+\subsection{Foreign Contents:}
+
+Only relevant if $\patchof{C} = \bot$, and in that case Totally
+Foreign Contents applies. $\qed$
+
+\section{Create Base}
+
+Given $L$, create a Topbloke base branch initial commit $B$.
+\gathbegin
+ B \hasparents \{ L \}
+\gathnext
+ \patchof{B} = \pqn
+\gathnext
+ D \isin B \equiv D \isin L \lor D = B
+\end{gather}
+
+\subsection{Conditions}
+
+\[ \eqn{ Ingredients }{
+ \patchof{L} = \pa{L} \lor \patchof{L} = \bot
+}\]
+\[ \eqn{ Create Acyclic }{
+ L \not\haspatch \pq
+}\]
+
+\subsection{No Replay}
+
+Ingredients Prevent Replay applies. $\qed$
+
+\subsection{Unique Base}
+
+Not applicable.
+
+\subsection{Tip Contents}
+
+Not applicable.
+
+\subsection{Base Acyclic}
+
+Consider some $D \isin B$. If $D = B$, $D \in \pqn$.

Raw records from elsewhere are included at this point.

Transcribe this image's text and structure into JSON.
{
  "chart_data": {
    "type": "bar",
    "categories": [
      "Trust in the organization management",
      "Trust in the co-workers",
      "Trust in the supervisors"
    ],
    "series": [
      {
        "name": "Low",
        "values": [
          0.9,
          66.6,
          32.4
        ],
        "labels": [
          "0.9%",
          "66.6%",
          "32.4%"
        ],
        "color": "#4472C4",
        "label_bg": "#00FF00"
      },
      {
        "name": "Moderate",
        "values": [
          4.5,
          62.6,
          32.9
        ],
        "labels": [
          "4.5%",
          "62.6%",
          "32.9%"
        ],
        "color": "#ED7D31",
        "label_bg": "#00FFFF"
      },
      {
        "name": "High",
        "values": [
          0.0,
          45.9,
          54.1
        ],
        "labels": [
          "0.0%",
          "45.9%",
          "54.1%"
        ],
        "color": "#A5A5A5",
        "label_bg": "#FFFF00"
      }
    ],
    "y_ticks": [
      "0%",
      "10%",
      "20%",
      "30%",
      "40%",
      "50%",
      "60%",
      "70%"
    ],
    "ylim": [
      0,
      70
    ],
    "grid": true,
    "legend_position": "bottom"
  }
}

+If $D \neq B$, $D \isin L$, and by Create Acyclic
+$D \not\in \pqy$. $\qed$
+
+\subsection{Coherence and Patch Inclusion}
+
+Consider some $D \in \p$.
+$B \not\in \py$ so $D \neq B$. So $D \isin B \equiv D \isin L$
+and $D \le B \equiv D \le L$.
+
+Thus $L \haspatch \p \implies B \haspatch P$
+and $L \nothaspatch \p \implies B \nothaspatch P$.
+
+$\qed$.
+
+\subsection{Foreign Inclusion}
+
+Simple Foreign Inclusion applies. $\qed$
+
+\subsection{Foreign Contents}
+
+Not applicable.
+
+\section{Create Tip}
+
+Given a Topbloke base $B$, create a tip branch initial commit B.
+\gathbegin
+ C \hasparents \{ B \}
+\gathnext
+ \patchof{B} = \pqy
+\gathnext
+ D \isin C \equiv D \isin B \lor D = C
+\end{gather}
+
+\subsection{Conditions}
+
+\[ \eqn{ Ingredients }{
+ \patchof{B} = \pqn
+}\]
+\[ \eqn{ No Sneak }{
+ \pendsof{B}{\pqy} = \{ \}
+}\]
+
+\subsection{No Replay}
+
+Ingredients Prevent Replay applies. $\qed$
+
+\subsection{Unique Base}
+
+Trivially, $\pendsof{C}{\pqn} = \{B\}$ so $\baseof{C} = B$. $\qed$
+
+\subsection{Tip Contents}
+
+Consider some arbitrary commit $D$. If $D = C$, trivially satisfied.
+
+If $D \neq C$, $D \isin C \equiv D \isin B$.
+By Base Acyclic of $B$, $D \isin B \implies D \not\in \pqy$.
+So $D \isin C \equiv D \isin \baseof{B}$.
+
+$\qed$
+
+\subsection{Base Acyclic}
+
+Not applicable.
+
+\subsection{Coherence and Patch Inclusion}
+
+$$
+\begin{cases}
+ \p = \pq \lor B \haspatch \p : & C \haspatch \p \\
+ \p \neq \pq \land B \nothaspatch \p : & C \nothaspatch \p
+\end{cases}
+$$
+
+\proofstarts
+~ Consider some $D \in \py$.
+
+\subsubsection{For $\p = \pq$:}
+
+By Base Acyclic, $D \not\isin B$. So $D \isin C \equiv D = C$.
+By No Sneak, $D \le B \equiv D = C$. Thus $C \haspatch \pq$.
+
+\subsubsection{For $\p \neq \pq$:}
+
+$D \neq C$. So $D \isin C \equiv D \isin B$,
+and $D \le C \equiv D \le B$.
+
+$\qed$
+
+xxx up to here
+